Urgent Action Needed to Protect Global Environment, New Report Says

WASHINGTON (March 30, 2005) -- A new report released today on the threatened status of the world's ecosystems should prompt the United States to take concrete action, NRDC (Natural Resources Defense Council) said. The four-year, $20 million study -- the most comprehensive look at the health of the world's ocean, land, forests and species -- concluded that many of the world's ecosystems are headed for collapse unless radical measures are implemented to revive them.

"The Millennium Ecosystem Assessment is an extraordinary warning from more than a thousand scientists around the world that our natural resources are in deep trouble, and we cannot afford to continue business as usual," Jacob Scherr, director of the International Program at the Natural Resources Defense Council. "The report should be a wake-up call for the United States. If we don't provide world leadership, the well-being of our children and grandchildren will be threatened."

The group specifically called on the U.S. Congress to create an independent national commission to review recent scientific studies, determine the potential impact of global change, and make recommendations for U.S. actions to ensure a sustainable future. (For more information on NRDC's Earth Legacy campaign, click here.)

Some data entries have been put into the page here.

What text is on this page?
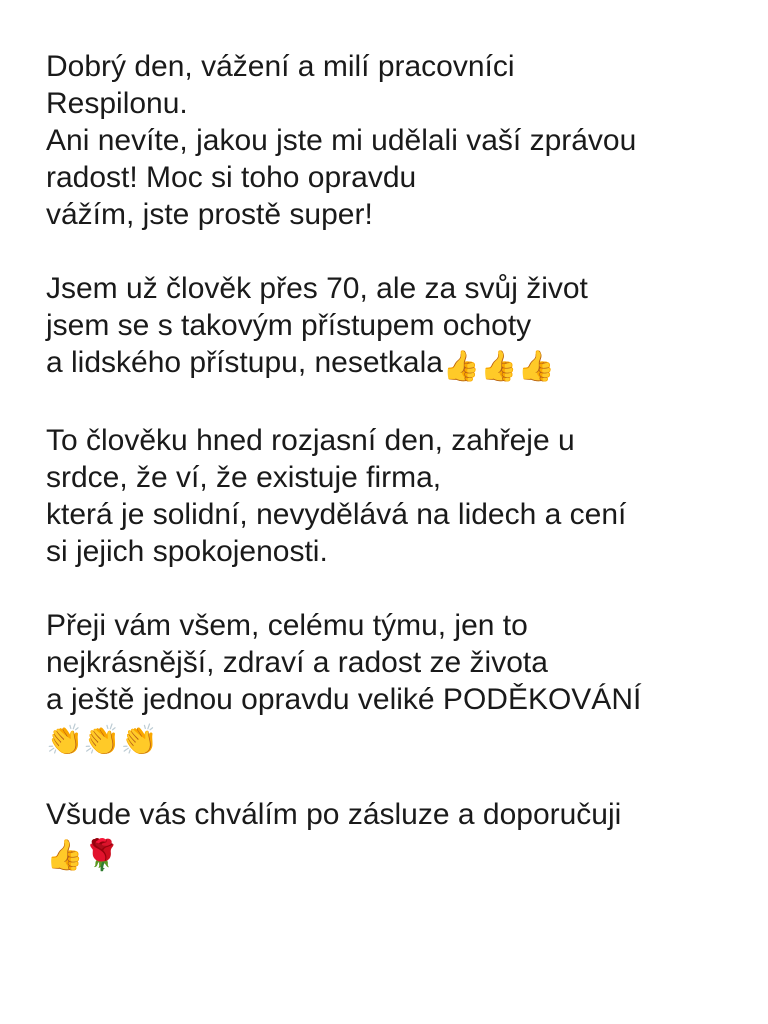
Dobrý den, vážení a milí pracovníci
Respilonu.
Ani nevíte, jakou jste mi udělali vaší zprávou
radost! Moc si toho opravdu
vážím, jste prostě super!
Jsem už člověk přes 70, ale za svůj život
jsem se s takovým přístupem ochoty
a lidského přístupu, nesetkala👍👍👍
To člověku hned rozjasní den, zahřeje u
srdce, že ví, že existuje firma,
která je solidní, nevydělává na lidech a cení
si jejich spokojenosti.
Přeji vám všem, celému týmu, jen to
nejkrásnější, zdraví a radost ze života
a ještě jednou opravdu veliké PODĚKOVÁNÍ
👏👏👏
Všude vás chválím po zásluze a doporučuji
👍🌹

"Americans have the most to lose from global environmental decline, and the most to contribute to finding solutions to the challenges we face," said Scherr.

The Millennium Ecosystem Assessment, which involved more than 1,300 scientists from 95 countries, was released today by the United Nations Environment Program and several public and private organizations, including the World Resources Institute. The Millennium Ecosystem Assessment is available online at A review of its major findings is available on

The report found that over the last 50 years, human actions have depleted the Earth's natural resources at an unprecedented scale and rate to satisfy growing demands for food, fresh water, timber, fiber and fuel. For example, more land has been converted to crop land since World War II than in the previous two centuries. The result has been a tremendous increase in wealth and well-being, but a billion people still live in grinding poverty.

The scientists found that human actions have significantly reduced the diversity of life around the world. More than 20 percent of the world's coral reefs and 35 percent of the mangroves have been lost in the last several decades. As much 30 percent of all bird, mammal and amphibian species now are threatened with extinction.

Today, more than half of the critical services provided by ecosystems are being degraded or used unsustainably, including fresh water, fisheries, air and water purification and erosion control. We now face the potential for the rapid emergence of new diseases, "dead zones" in coastal waters, more frequent and damaging floods and fires and regional climate changes. The continued decline of ecosystems will make it all the more difficult to lift people out of poverty and could result in greater social conflict.

The study warns that the depletion of natural ecosystem services will continue as the world's population continues to grow and economic activity expands as much as six-fold. The scientists warn that climate change and the increased loading of nutrients into the environment -- principally nitrogen used in fertilizers -- will worsen over the next 50 years and could further undercut essential ecosystem services.